Ms. Bixby’s Last Day

msbixbyby John David Anderson
First sentence: “Rebecca Roundabush has cooties.”
Support your local independent bookstore: buy it there!
Review copy provided by the publisher.
Content: It’s about sixth graders, and it’s a little more mature in content for the younger set. That said, it’s in the Middle Grade section (grades 3-5) of the bookstore.

Everyone has one elementary teacher (I hope) that they remember fondly, that made school a fantastic experience. Mine was my 5th grade teacher, Ms. Westenskow, who cross-country skied to school one winter day, who  made the Revolutionary War interactive, for whom we would all do anything for. I don’t know what’s happened to her over the years (we moved after 5th grade and I started over), but I still remember fifth grade fondly.

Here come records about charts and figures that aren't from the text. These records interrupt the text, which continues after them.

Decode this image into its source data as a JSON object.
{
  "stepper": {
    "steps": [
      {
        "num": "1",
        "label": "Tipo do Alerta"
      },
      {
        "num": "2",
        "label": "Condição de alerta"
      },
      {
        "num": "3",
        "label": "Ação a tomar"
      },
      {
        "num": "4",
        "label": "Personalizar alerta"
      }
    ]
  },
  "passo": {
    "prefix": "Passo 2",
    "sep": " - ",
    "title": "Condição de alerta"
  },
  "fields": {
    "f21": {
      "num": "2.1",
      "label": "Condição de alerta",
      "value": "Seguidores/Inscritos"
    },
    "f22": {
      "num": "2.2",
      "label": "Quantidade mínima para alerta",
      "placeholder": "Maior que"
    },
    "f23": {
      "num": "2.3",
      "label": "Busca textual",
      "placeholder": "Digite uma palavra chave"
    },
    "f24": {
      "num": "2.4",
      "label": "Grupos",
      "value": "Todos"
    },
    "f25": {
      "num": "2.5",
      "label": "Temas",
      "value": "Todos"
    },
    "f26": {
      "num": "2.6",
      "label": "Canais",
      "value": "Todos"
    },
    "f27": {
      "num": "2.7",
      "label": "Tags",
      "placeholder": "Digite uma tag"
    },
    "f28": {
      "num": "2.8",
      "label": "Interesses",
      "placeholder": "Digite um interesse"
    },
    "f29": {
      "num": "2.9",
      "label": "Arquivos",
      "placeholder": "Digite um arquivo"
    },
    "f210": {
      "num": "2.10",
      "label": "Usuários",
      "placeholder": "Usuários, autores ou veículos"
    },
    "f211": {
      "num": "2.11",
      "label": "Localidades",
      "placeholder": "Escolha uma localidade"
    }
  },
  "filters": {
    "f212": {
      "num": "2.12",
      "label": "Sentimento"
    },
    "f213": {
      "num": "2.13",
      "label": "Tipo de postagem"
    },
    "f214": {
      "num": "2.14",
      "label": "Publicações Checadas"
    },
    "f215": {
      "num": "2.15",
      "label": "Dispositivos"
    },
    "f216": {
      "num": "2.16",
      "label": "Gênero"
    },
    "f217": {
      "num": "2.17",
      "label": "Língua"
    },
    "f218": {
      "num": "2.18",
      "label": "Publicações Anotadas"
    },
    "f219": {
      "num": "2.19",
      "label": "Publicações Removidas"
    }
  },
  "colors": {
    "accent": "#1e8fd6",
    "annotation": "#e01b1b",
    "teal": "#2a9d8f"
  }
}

Ms. Bixby is that teacher, the one who believes in the potential of each child, the one who reads cool books, the one who is cool, and who makes learning fun. And friends Topher, Steven, and Brand are among those three. So, when Ms. Bixby gets diagnosed with pancreatic cancer it devastates them (and the class, but these guys are our narrators) and after she leaves before the class-planned party, these three boys decide to take Ms. Bixby’s last day to her.

And thus begins our adventure. Skipping school on a Friday, the boys head out to get Ms. Bixby the things they think she needs: a good book, an excellent cheesecake, wine, and McDonald’s french fries. None of them are easy to get, but that’s part of the fun of this book.  It’s one part adventure, one part reminiscing as we get to know Topher, Steve, and Brand through the chapters they narrate, and it’s one part love story to the power of a great educator.

And, yes, I cried. But I felt that the book earned those tears, which is always a good thing.


2 thoughts on “Ms. Bixby’s Last Day

  1. Sounds great! My favorite teacher was Mrs. Maracino – 1st grade. She taught me 4th grade math when I was clearly advanced in math for my age, and she let me tutor another kids in the class in math. She believed in me and encouraged me to learn above my grade level.